BC Supreme Court orders changes to Indian Act after successful legal challenge

August 21, 2025

RED FM News Desk

The BC Supreme Court has given the Canadian government until April 2026 to change the Indian Act to comply with the Charter of Rights and Freedoms. This decision follows a successful legal challenge by descendants of individuals who voluntarily gave up their Indian status.

The court ruled that provisions in the act which denied status to people with a “family history of enfranchisement” infringed upon the plaintiffs’ Charter rights. This refers to cases where parents or grandparents renounced their status and its associated benefits.

The ruling noted that the Canadian government agreed with the plaintiffs that the act’s registration provisions perpetuate “disadvantage, stereotyping, prejudice, and discrimination” by denying people Indian status benefits based on their family history.

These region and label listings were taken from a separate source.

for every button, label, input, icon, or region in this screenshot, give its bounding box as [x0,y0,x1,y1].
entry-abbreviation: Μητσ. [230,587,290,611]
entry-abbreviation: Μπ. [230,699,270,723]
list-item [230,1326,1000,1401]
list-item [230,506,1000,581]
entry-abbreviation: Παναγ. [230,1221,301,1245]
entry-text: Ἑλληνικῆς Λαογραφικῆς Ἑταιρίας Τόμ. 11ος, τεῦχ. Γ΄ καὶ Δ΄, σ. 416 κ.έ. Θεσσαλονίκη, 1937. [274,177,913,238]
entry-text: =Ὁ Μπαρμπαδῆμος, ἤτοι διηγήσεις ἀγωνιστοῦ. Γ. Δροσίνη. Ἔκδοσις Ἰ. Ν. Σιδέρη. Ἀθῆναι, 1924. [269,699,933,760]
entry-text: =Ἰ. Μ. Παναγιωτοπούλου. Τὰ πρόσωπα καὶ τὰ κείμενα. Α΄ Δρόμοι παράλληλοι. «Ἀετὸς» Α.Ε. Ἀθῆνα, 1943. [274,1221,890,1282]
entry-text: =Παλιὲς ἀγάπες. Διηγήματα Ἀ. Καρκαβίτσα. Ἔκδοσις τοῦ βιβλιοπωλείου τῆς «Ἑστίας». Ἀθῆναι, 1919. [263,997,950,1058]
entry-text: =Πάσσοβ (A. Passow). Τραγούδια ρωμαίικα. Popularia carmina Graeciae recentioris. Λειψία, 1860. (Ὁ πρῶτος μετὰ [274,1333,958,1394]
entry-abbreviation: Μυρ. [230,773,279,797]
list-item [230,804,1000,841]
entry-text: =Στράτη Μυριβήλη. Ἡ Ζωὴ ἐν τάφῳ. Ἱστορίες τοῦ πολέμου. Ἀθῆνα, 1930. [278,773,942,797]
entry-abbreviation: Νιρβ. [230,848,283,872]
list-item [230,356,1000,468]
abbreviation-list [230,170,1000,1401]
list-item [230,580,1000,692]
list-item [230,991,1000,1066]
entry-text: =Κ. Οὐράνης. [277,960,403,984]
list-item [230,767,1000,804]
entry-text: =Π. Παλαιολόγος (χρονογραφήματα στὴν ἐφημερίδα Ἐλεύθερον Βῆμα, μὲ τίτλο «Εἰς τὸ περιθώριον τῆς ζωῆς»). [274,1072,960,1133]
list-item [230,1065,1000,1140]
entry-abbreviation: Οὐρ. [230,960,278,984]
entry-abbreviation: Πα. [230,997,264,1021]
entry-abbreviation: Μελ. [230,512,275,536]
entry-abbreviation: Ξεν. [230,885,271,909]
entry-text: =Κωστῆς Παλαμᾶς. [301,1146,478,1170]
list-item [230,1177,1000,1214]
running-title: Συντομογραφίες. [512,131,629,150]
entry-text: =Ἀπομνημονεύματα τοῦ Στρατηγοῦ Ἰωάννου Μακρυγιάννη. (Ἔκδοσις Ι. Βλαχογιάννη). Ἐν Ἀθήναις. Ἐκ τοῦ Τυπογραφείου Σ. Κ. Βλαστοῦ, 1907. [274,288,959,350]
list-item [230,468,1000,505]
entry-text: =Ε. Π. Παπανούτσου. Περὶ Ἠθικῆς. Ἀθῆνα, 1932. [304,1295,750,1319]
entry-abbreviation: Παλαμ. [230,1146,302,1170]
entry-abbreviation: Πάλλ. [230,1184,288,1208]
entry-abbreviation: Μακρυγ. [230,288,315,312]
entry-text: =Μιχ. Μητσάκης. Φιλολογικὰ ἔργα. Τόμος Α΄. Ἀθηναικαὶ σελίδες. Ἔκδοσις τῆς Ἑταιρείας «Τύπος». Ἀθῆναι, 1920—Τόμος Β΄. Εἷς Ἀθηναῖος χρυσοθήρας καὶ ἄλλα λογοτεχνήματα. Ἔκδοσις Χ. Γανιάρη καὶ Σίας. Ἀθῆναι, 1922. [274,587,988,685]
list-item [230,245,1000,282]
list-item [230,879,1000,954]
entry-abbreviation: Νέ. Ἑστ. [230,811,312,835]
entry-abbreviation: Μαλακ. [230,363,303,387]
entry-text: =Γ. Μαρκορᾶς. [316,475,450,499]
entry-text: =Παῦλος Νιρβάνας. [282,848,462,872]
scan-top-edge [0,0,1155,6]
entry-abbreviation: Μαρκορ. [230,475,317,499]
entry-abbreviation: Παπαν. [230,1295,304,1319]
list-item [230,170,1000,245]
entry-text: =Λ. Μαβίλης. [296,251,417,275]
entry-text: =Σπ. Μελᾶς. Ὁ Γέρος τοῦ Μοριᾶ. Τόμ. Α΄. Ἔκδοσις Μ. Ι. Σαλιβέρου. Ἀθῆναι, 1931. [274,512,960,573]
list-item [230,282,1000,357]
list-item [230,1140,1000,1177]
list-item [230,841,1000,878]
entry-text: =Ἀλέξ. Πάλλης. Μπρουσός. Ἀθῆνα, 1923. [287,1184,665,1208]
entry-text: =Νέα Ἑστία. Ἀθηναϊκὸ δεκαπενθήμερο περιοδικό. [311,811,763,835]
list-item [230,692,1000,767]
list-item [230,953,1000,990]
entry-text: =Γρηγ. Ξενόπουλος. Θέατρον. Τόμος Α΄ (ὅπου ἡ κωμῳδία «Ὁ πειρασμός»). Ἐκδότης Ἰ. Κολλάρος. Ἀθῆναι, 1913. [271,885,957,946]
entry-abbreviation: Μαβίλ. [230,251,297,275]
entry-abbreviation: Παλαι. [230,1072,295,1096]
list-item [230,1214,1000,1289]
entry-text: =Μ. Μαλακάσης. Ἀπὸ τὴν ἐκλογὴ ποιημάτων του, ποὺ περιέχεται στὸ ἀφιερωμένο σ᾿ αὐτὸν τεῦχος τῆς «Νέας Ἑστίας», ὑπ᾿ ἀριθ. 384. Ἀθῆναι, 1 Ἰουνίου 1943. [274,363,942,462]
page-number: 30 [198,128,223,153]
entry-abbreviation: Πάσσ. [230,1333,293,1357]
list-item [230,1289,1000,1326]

Lawyer Ryan Beaton stated that this decision comes eight years after he first met one of the plaintiffs, Sharon Nicholas, whose grandfather gave up his status in 1944 to protect his children from being sent to residential schools. Beaton explained that when individuals like Nicholas’s grandfather became enfranchised, their children also lost their status, a issue Nicholas had been working on for decades before taking it to court.

Beaton also mentioned that a related class-action lawsuit filed this month in Federal Court is seeking damages from the Canadian government for lost benefits due to the denial of status. The class is estimated to include between 5,000 and 10,000 people.